Harry Smith (l923-91)

Early Abstractions (l946-57), 23 minutes

No. 1: A Strange Dream (l946), 2.5 minutes

No. 2: Message from the Sun (1946-48), 2 minutes

No. 3: Interwoven (1947-49), 3.5 minutes

No. 4: Fast Track (1947), 2 minutes

No. 5: Circular Tensions, Homage to Oskar Fischinger (1950), 2.5 minutes

No. 6: "3-D Film" (1948-51), 1.5 minutes (not included in Early Abstractions)

No. 7: Color Study (1952), 5.5 minutes

No. 8 Unknown

No. 9 Unknown

No. 10: Mirror Animations (1957, 1962-76), 3.5

minutes

No. 11: Mirror Animations (1957), 1962-76), 8

minutes

No. 12: Heaven and Earth Magic Feature (1959- 61), 66 minutes

No. 14: Late Superimpositions (1964), 31 minutes

No. 16: Oz, The Tin Woodman’s Dream (1967), 14.5 minutes

No. 18: Mahagonny (1970-80), 141 minutes (4 screens)

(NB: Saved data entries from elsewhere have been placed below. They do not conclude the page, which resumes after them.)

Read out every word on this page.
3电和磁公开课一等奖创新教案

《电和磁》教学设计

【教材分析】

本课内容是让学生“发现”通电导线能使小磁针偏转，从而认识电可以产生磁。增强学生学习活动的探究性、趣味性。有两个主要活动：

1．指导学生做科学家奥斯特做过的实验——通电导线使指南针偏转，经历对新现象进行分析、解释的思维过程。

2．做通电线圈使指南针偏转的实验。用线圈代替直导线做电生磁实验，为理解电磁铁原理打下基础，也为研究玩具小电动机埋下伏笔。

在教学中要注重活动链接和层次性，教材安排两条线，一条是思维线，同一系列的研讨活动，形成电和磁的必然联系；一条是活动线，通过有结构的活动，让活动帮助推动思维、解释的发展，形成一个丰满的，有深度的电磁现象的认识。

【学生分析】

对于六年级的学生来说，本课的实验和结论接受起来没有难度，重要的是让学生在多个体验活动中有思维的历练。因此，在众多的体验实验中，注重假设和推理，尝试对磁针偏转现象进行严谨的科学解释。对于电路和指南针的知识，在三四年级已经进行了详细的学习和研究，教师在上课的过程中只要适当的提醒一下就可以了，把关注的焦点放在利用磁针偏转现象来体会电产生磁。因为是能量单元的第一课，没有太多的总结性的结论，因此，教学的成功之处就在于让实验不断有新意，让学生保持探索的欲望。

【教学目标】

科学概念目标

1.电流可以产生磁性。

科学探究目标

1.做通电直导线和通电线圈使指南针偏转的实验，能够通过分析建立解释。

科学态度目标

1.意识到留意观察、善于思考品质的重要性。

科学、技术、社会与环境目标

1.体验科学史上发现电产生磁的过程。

(Filmography from American Magus: Harry Smith, Inanout Press)

Harry Smith was born on the west coast and spent his first three decades there. He began making films in the mid-1940s at the same time as he was assisting Frank Stauffacher who was curating the Art in Cinema series at the San Francisco Museum of Art. Stauffacher sent Smith to Los Angeles to visit with the Whitney brothers, Oskar Fischinger, Gregory Markopoulos, and other experimental film-makers, whose work would subsequently appear on screen in San Francisco. These LA artists made an impact on Smith (who would acknowledge Fischinger in Smith’s No. 5) but Smith charted his own course into cinema, largely through procedures of painting and printing directly onto film. And while his west coast brethren looked into Eastern philosophy, Smith delved into the Kabbala, surrealism, and alchemy. (RH)

For 30 years Harry Smith worked on these movies, secretly, like an alchemist, and he worked out his own formulas and mixtures to produce these fantastic images. You can watch them for pure color enjoyment; you can watch them for motion–Harry Smith’s films never stop moving; or you can watch them for hidden and symbolic meanings, alchemic signs. There are more levels in Harry Smith’s work than in any other film animator I know. Animated cinema–all those Czechs, and Poles, and Yugoslavs, and Pintoffs, and Bosutovs and Hubleys are nothing but makers of cute cartoons. Harry Smith is the only serious film animator working today. His untitled work on alchemy and the creation of the world will remain one of the masterpieces of the animated cinema. But even his smaller works are marked by the same masterful and never failing sense of movement–he most magic quality of Harry Smith’s work.